Pirataria informática promove crescimento económico

De uma associação que responde pelo nome ASSOFT poder-se-ia pensar que teria cuidado para não chamar os portugueses de burros. Mas foi o que a Assoft tentou na semana passada. O truque é conhecido: uma press release com um argumento absurdo e previamente formatada para servir em copy&paste a redacções sôfregas por mostrar serviço e sem a devida formação  para enviar a press release directamente para o caixote do lixo ou pelo menos indagar por alguém independente que possa verificar ou refutar as alegações. Para maior impacto ensaia-se a defesa do bem comum, neste caso o IVA que o Estado "perdeu". Com base na última "notícia" da Associação Portuguesa de Software os media produziram artigos com os seguintes títulos: 

Os 91,5 referem-se ao IVA que supostamente terão ficado por cobrar à conta do software pitata. Como o leitor já deverá ter percebido tal não corresponde à verdade.

Primeiro, porque se os portugueses que usam software pirata tivessem de pagar pelo software em vez de o obterem gratuitamente teriam comprado uma quantidade consideravelmente menor de software e optado por soluções mais económicas; nada mais elementar que a lei da oferta e da procura.
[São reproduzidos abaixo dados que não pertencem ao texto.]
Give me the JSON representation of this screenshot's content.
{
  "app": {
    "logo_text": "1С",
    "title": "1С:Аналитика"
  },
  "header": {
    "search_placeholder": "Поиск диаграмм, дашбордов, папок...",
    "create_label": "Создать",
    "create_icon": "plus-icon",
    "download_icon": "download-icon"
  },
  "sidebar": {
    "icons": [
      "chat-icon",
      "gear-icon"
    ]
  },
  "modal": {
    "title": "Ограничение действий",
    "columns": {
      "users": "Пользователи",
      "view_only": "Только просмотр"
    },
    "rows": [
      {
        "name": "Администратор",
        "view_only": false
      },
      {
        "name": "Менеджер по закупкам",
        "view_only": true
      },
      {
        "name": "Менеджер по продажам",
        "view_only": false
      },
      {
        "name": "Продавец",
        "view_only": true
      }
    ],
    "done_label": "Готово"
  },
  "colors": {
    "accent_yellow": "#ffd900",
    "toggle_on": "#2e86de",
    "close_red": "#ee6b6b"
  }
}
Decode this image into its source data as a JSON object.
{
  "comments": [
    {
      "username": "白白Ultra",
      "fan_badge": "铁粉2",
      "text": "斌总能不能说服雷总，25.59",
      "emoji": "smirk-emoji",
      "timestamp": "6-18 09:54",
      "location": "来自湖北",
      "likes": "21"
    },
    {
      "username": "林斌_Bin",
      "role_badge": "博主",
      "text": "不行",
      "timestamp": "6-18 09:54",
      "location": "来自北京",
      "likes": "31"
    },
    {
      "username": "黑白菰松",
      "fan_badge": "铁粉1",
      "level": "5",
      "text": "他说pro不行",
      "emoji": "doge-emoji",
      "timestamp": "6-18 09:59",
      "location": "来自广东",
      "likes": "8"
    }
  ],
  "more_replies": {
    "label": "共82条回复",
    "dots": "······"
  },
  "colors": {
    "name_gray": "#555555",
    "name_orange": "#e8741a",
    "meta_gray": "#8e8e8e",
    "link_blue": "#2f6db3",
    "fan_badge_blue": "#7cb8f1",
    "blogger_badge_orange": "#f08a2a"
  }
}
Quem usa o Photoshop pensaria duas vezes antes de desembolsar várias centenas de euros pela licença do programa e poderia muito bem concluir que o Paint Shop Pro serve perfeitamente para as necessidades e custa apenas 20%. Outros dar-se-iam por satisfeitos com software livre, como o Gimp

Segundo, o dinheiro que os portugueses deixam de gastar para comprar software gastam-no na compra de outros bens ou serviços, sobre os quais incide IVA ou poupam-no, promovendo o investimento.

Sendo o software português ou a componente do produto produzida em Portugal que é pirateado uma percentagem extremamente reduzida do seu preço final, pode-se afirmar que a pirataria informática promove o crescimento económico, via o aumento da despesa e da poupança? Pode ser verdade ou não. O que se pode certamente afirmar é que o título desta entrada faz mais sentido do que as notícias que a Assoft colocou a circular.

Convém não esquecer que, sem pôr em causa a responsabilidades de quem instala e utiliza software não licenciado, estes actos são muitas vezes facilitados pelas próprias empresas do sector, seja pela presença activa nos canais dedicados à pirataria, seja pelo forma acessível como muitas das protecções anti-pirataria podem ser contornadas. Os incentivos das empresas para este aparente tiro no pé são o aumento da quota de mercado, externalidades de rede e o efeito lock-in sobre utilizadores e empregadores. Nas palavras do próprio Steve Ballmer, presidente da Microsoft, "se vai piratear software, ao menos que seja da Microsoft".